In the semiconductor process, if there is a problem with the wafer, the process chamber is checked for contamination, the process is stopped, and then restored to a high vacuum state.
If the vacuum does not show a problem, it is connected to the RGA equipment that analyzes the residual gas, and a very small amount of residual gas is detected, amplified, and displayed.
If a very small amount of gas peak different from the usual amount is seen compared to the process gas, this is assumed to be the cause of the problem, and the chamber is opened to find the cause.
The above solution works on two principles.
Amplification, a method of amplifying very small signals, amplifies the entire signal and applies the log function.
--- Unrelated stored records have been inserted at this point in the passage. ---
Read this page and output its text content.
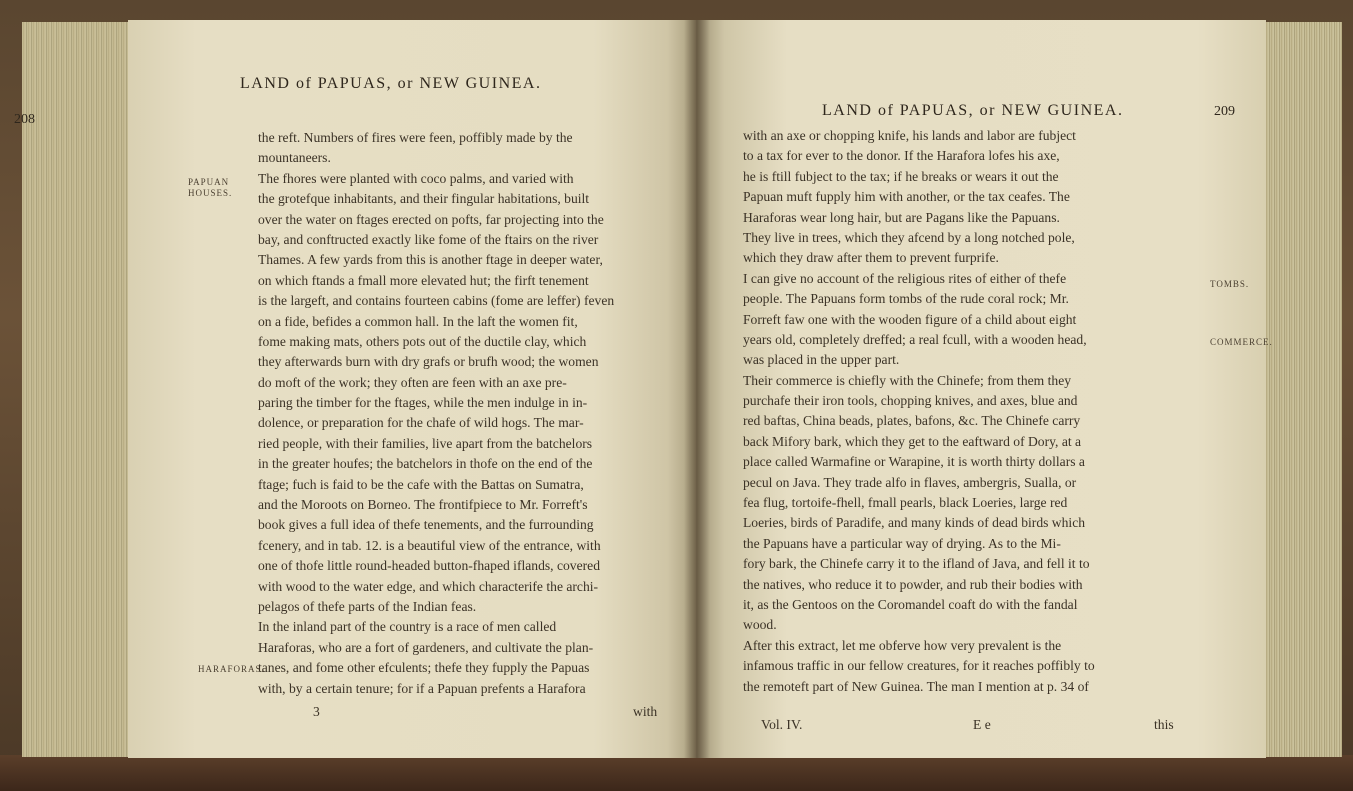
208
LAND of PAPUAS, or NEW GUINEA.
PAPUAN HOUSES.
HARAFORAS.
the reft. Numbers of fires were feen, poffibly made by the
mountaneers.
The fhores were planted with coco palms, and varied with
the grotefque inhabitants, and their fingular habitations, built
over the water on ftages erected on pofts, far projecting into the
bay, and conftructed exactly like fome of the ftairs on the river
Thames. A few yards from this is another ftage in deeper water,
on which ftands a fmall more elevated hut; the firft tenement
is the largeft, and contains fourteen cabins (fome are leffer) feven
on a fide, befides a common hall. In the laft the women fit,
fome making mats, others pots out of the ductile clay, which
they afterwards burn with dry grafs or brufh wood; the women
do moft of the work; they often are feen with an axe pre-
paring the timber for the ftages, while the men indulge in in-
dolence, or preparation for the chafe of wild hogs. The mar-
ried people, with their families, live apart from the batchelors
in the greater houfes; the batchelors in thofe on the end of the
ftage; fuch is faid to be the cafe with the Battas on Sumatra,
and the Moroots on Borneo. The frontifpiece to Mr. Forreft's
book gives a full idea of thefe tenements, and the furrounding
fcenery, and in tab. 12. is a beautiful view of the entrance, with
one of thofe little round-headed button-fhaped iflands, covered
with wood to the water edge, and which characterife the archi-
pelagos of thefe parts of the Indian feas.
In the inland part of the country is a race of men called
Haraforas, who are a fort of gardeners, and cultivate the plan-
tanes, and fome other efculents; thefe they fupply the Papuas
with, by a certain tenure; for if a Papuan prefents a Harafora
3	with
LAND of PAPUAS, or NEW GUINEA.	209
TOMBS.
COMMERCE.
with an axe or chopping knife, his lands and labor are fubject
to a tax for ever to the donor. If the Harafora lofes his axe,
he is ftill fubject to the tax; if he breaks or wears it out the
Papuan muft fupply him with another, or the tax ceafes. The
Haraforas wear long hair, but are Pagans like the Papuans.
They live in trees, which they afcend by a long notched pole,
which they draw after them to prevent furprife.
I can give no account of the religious rites of either of thefe
people. The Papuans form tombs of the rude coral rock; Mr.
Forreft faw one with the wooden figure of a child about eight
years old, completely dreffed; a real fcull, with a wooden head,
was placed in the upper part.
Their commerce is chiefly with the Chinefe; from them they
purchafe their iron tools, chopping knives, and axes, blue and
red baftas, China beads, plates, bafons, &c. The Chinefe carry
back Mifory bark, which they get to the eaftward of Dory, at a
place called Warmafine or Warapine, it is worth thirty dollars a
pecul on Java. They trade alfo in flaves, ambergris, Sualla, or
fea flug, tortoife-fhell, fmall pearls, black Loeries, large red
Loeries, birds of Paradife, and many kinds of dead birds which
the Papuans have a particular way of drying. As to the Mi-
fory bark, the Chinefe carry it to the ifland of Java, and fell it to
the natives, who reduce it to powder, and rub their bodies with
it, as the Gentoos on the Coromandel coaft do with the fandal
wood.
After this extract, let me obferve how very prevalent is the
infamous traffic in our fellow creatures, for it reaches poffibly to
the remoteft part of New Guinea. The man I mention at p. 34 of
Vol. IV.	E e	this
Then, you can see large and small signals at the same time. It is a method of expressing one/ten/hundred/ten million as 1/2/3/4/5. That is the log that many dropouts complain about in high school. It is all useful.
SPC, not the SPC that makes bread, but ‘statistical process control’. The impurities that I saw at first did not have specs in the first place. However, since they were not there normally and are different from ‘normal’, there is a high probability that they will be the cause of the problem. This quality control technique developed in Japan is simple, but surprisingly useful.
(If Manager Kim, who was always sloppy, suddenly starts putting on makeup and buying clothes, statistically speaking, he has someone he likes. It is not necessarily true, but it means that there is a high probability that it will happen.)
When I first received the NGS data analyzing the intestinal microbiota, I tried to analyze it by creating various graphs using existing bio analysis tools, but I couldn’t figure out what was what.
So at AiBiotics, we tried to apply the method used in semiconductor processing.
Chamber is ‘intestine’ and various gases are ‘microbiome’.
We took the log function of intestinal microorganisms, which number hundreds of millions per gram, and expressed them as a graph, even for bacteria that are detected in very small amounts by attaching to the intestinal wall. And as the data accumulated little by little, we began to see special bacteria that patients had that were different from ‘normal’ ones.
There are no specs, but it is clear that they are ‘different’.
Babies born by cesarean section have a significantly higher level of Citrobacter, patients with enteritis have a higher level of Clostridium, and babies who took antibiotics have a higher level of Enterobacter. People with diabetes
have a higher level of Prevotella Corpori, and babies with atopy have a random abnormal pattern of various strains of Firmicutes and Proteo.
A baby with very low diversity but a high concentration of lactic acid bacteria means that the mother is feeding her expensive lactic acid bacteria even though she is feeding her food that is not very diverse. Even though my son’s favorite food is kimchi stew, if there is no Prevotella and only a lot of Vulgatus, it means that he does not eat kimchi and only eats pork.
An uncle who eats ordinary food but has a lot of Acamanthia is a mountaineering fanatic.
If you input the analysis of the abnormal pattern seen in RGA, various analyses are possible like this. However, since there is no specification, it is not possible to make a diagnosis under medical law.
However, various meaningful analyses are possible.
As we accumulated over 2,000 data points, we began to resemble fortune tellers.
Someday, Spec will be created.
Since the pre-meal blood sugar level is set as Spec and diabetes can be diagnosed based on the number, it is necessary to collect gut microbiome data from many patients to create meaningful data.
RGA, introduced 25 years ago by an ambitious semiconductor engineer, has now become a fundamental tool in semiconductor manufacturing.
We are confident that our tool for analyzing gut microbiota will also become a fundamental tool for gut inspection.